Markeringweerg.

bewegende beelden, vertraagd/versneld

Tijdens het opnemen van bewegende beelden kunt u instellen of markeringen op de monitor moeten worden weergegeven of niet, en het type markering selecteren.

  1. MENU (Opname) → [Markeringweerg.] → Selecteer een menu-onderdeel en stel de gewenste parameter in.

Menu-onderdelen

Markeringweerg.:
Stelt in of markeringen moet worden afgebeeld of niet. ([Aan] / [Uit])
Middenmarkering:
Stelt in of de middelste markering wel of niet moet worden afgebeeld in het midden van het opnamescherm. ([Uit] / [Aan])
Verhoud.marker.:
Stelt de beeldverhouding-markeringweergave in. ([Uit] / [9:16] / [4:5] / [1:1] / [4:3] / [13:9] / [14:9] / [15:9] / [16:9]* / [17:9] / [1.66:1] / [1.85:1] / [1.91:1] / [2:1] / [2.35:1] / [2.39:1])

* als de versie van de systeemsoftware (firmware) van de camera 2.00 of hoger is

Veilige zone:
Stelt de veiligheidszoneweergave in.
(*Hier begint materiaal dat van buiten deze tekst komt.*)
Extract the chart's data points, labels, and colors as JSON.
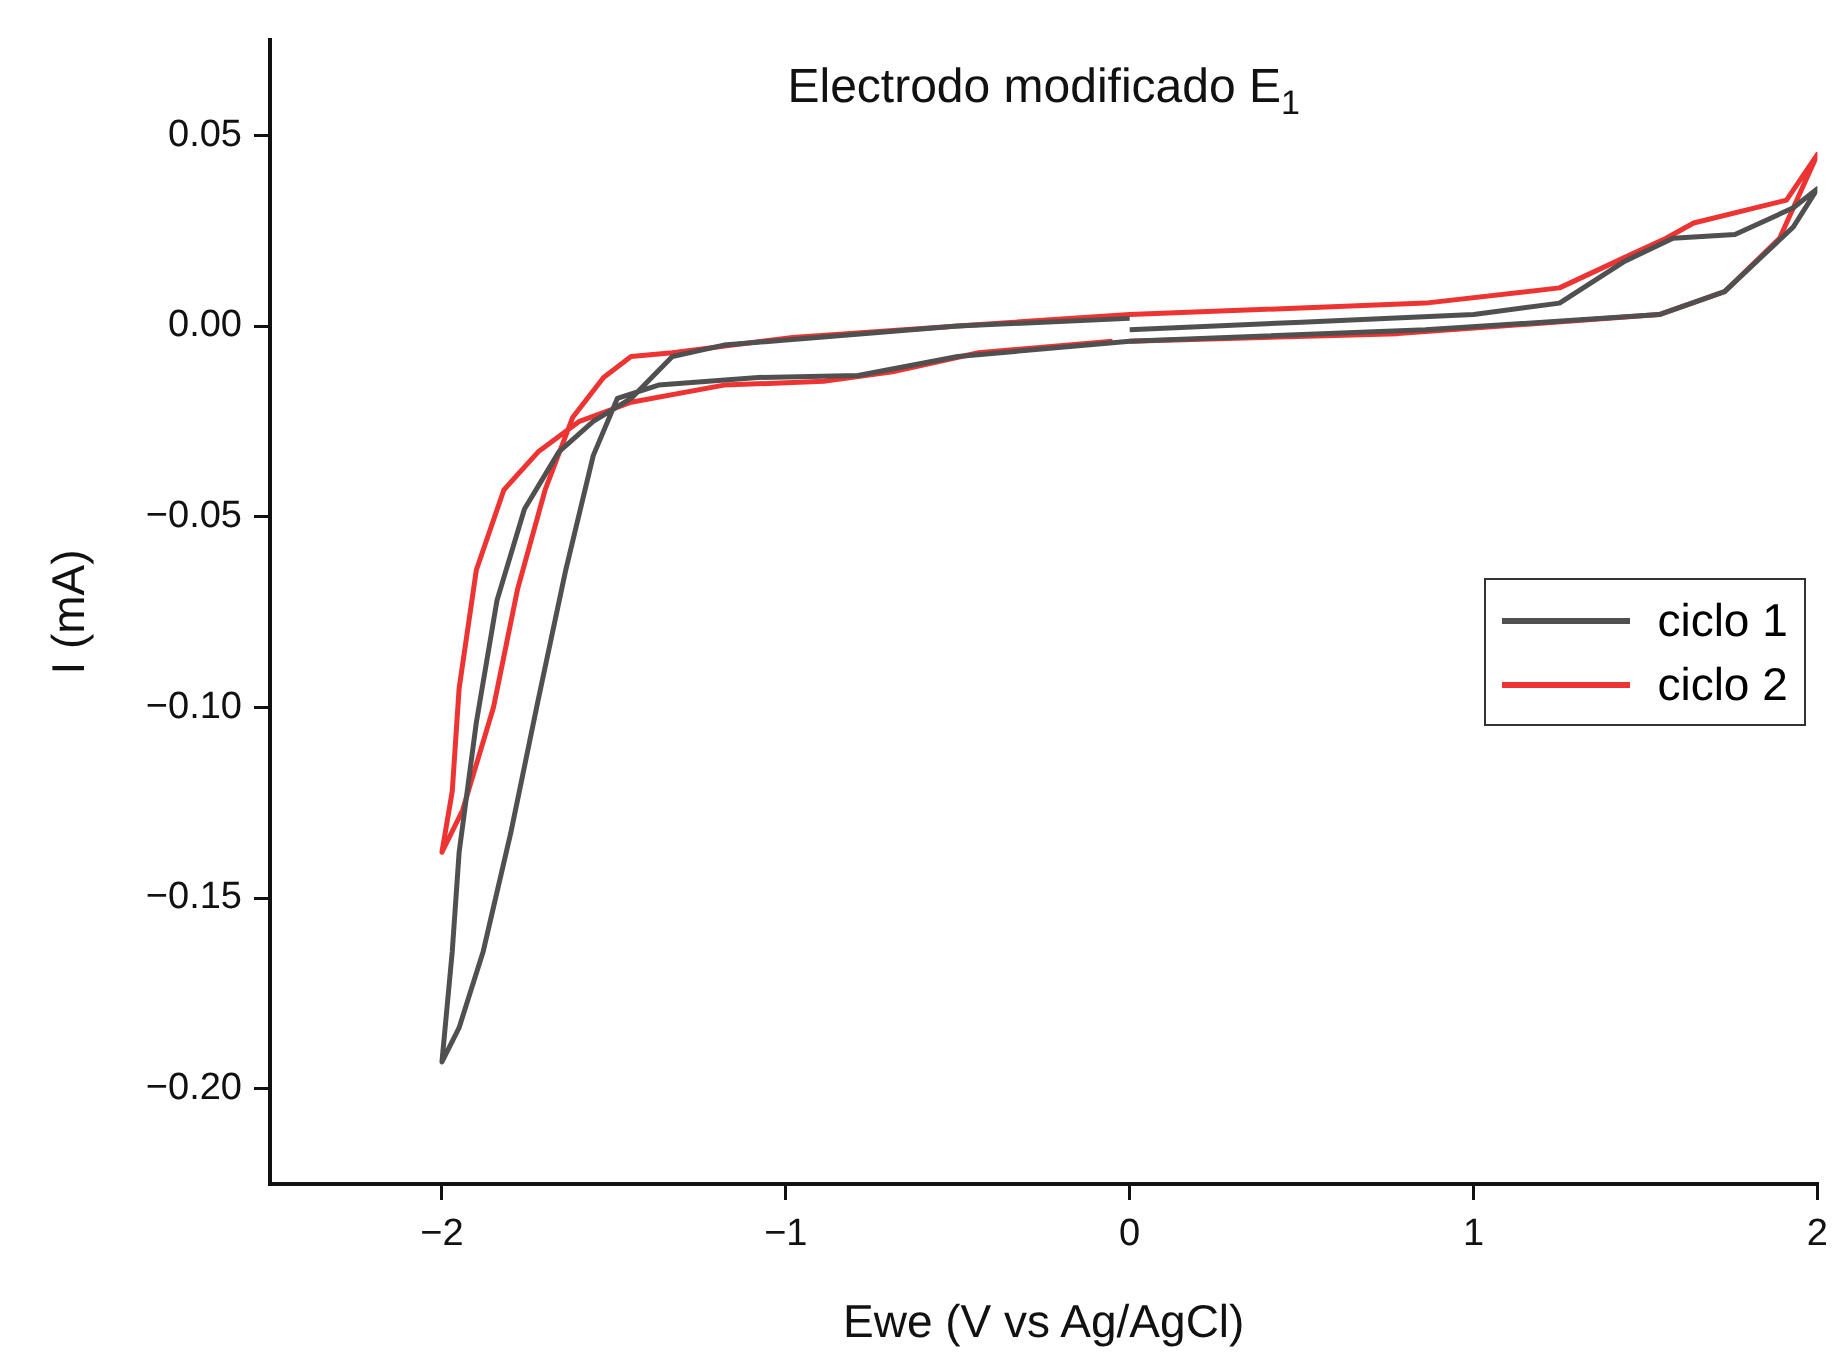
{
  "chart_data": {
    "type": "line",
    "title": "Electrodo modificado E$_{1}$",
    "xlabel": "Ewe (V vs Ag/AgCl)",
    "ylabel": "I (mA)",
    "series": [
      {
        "name": "ciclo 1",
        "color": "#505050",
        "x": [
          0.0,
          0.5,
          1.0,
          1.25,
          1.44,
          1.58,
          1.76,
          1.93,
          2.0,
          1.93,
          1.73,
          1.54,
          0.86,
          0.0,
          -0.5,
          -0.79,
          -1.08,
          -1.37,
          -1.49,
          -1.56,
          -1.64,
          -1.72,
          -1.8,
          -1.88,
          -1.95,
          -2.0,
          -1.97,
          -1.95,
          -1.9,
          -1.84,
          -1.76,
          -1.66,
          -1.56,
          -1.45,
          -1.33,
          -1.18,
          -0.5,
          0.0
        ],
        "values": [
          -0.001,
          0.001,
          0.003,
          0.006,
          0.017,
          0.023,
          0.024,
          0.031,
          0.036,
          0.026,
          0.009,
          0.003,
          -0.001,
          -0.004,
          -0.008,
          -0.013,
          -0.0135,
          -0.0155,
          -0.019,
          -0.034,
          -0.064,
          -0.098,
          -0.133,
          -0.164,
          -0.184,
          -0.193,
          -0.164,
          -0.138,
          -0.104,
          -0.072,
          -0.048,
          -0.033,
          -0.025,
          -0.019,
          -0.008,
          -0.005,
          0.0,
          0.002
        ]
      },
      {
        "name": "ciclo 2",
        "color": "#ee3333",
        "x": [
          0.0,
          0.78,
          1.54,
          1.73,
          1.89,
          2.0,
          1.91,
          1.64,
          1.56,
          1.44,
          1.25,
          0.86,
          0.0,
          -0.5,
          -0.98,
          -1.33,
          -1.45,
          -1.53,
          -1.62,
          -1.7,
          -1.78,
          -1.85,
          -1.94,
          -2.0,
          -1.97,
          -1.95,
          -1.9,
          -1.82,
          -1.72,
          -1.6,
          -1.45,
          -1.18,
          -0.89,
          -0.69,
          -0.44,
          -0.05
        ],
        "values": [
          -0.004,
          -0.002,
          0.003,
          0.009,
          0.023,
          0.045,
          0.033,
          0.027,
          0.023,
          0.018,
          0.01,
          0.006,
          0.003,
          0.0,
          -0.003,
          -0.007,
          -0.008,
          -0.0135,
          -0.024,
          -0.043,
          -0.069,
          -0.1,
          -0.127,
          -0.138,
          -0.122,
          -0.095,
          -0.064,
          -0.043,
          -0.033,
          -0.025,
          -0.02,
          -0.0155,
          -0.0145,
          -0.012,
          -0.007,
          -0.004
        ]
      }
    ],
    "xlim": [
      -2.5,
      2
    ],
    "xticks": [
      {
        "value": -2,
        "label": "−2"
      },
      {
        "value": -1,
        "label": "−1"
      },
      0,
      1,
      2
    ],
    "ylim": [
      -0.225,
      0.075
    ],
    "yticks": [
      {
        "value": -0.2,
        "label": "−0.20"
      },
      {
        "value": -0.15,
        "label": "−0.15"
      },
      {
        "value": -0.1,
        "label": "−0.10"
      },
      {
        "value": -0.05,
        "label": "−0.05"
      },
      {
        "value": 0,
        "label": "0.00"
      },
      {
        "value": 0.05,
        "label": "0.05"
      }
    ],
    "legend": "right",
    "line_style": "solid",
    "marker": "none"
  }
}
Dit wordt het standaardbereik dat kan worden gehaald door een televisie voor algemeen gebruik. ([Uit] / [80%] / [90%])
Hulpkader:
Stelt in of het geleidingskader moet worden afgebeeld of niet. U kunt controleren of het onderwerp horizontaal of verticaal staat ten opzichte van de grond. ([Uit] / [Aan])

Hint

  • U kunt diverse markeringen tegelijkertijd afbeelden.
  • Positioneer het onderwerp op het kruispunt van [Hulpkader] om verzekerd te zijn van een evenwichtige compositie.

Opmerking

  • De markeringen worden weergegeven wanneer de opnamefunctie in de stand [Film] of [Vertraagd+versneld] is ingesteld of tijdens het opnemen van bewegende beelden.
  • U kunt geen markeringen afbeelden bij gebruik van [Scherpstelvergrot.].
  • De markeringen worden afgebeeld op de monitor. (U kunt de markeringen niet uitvoeren.)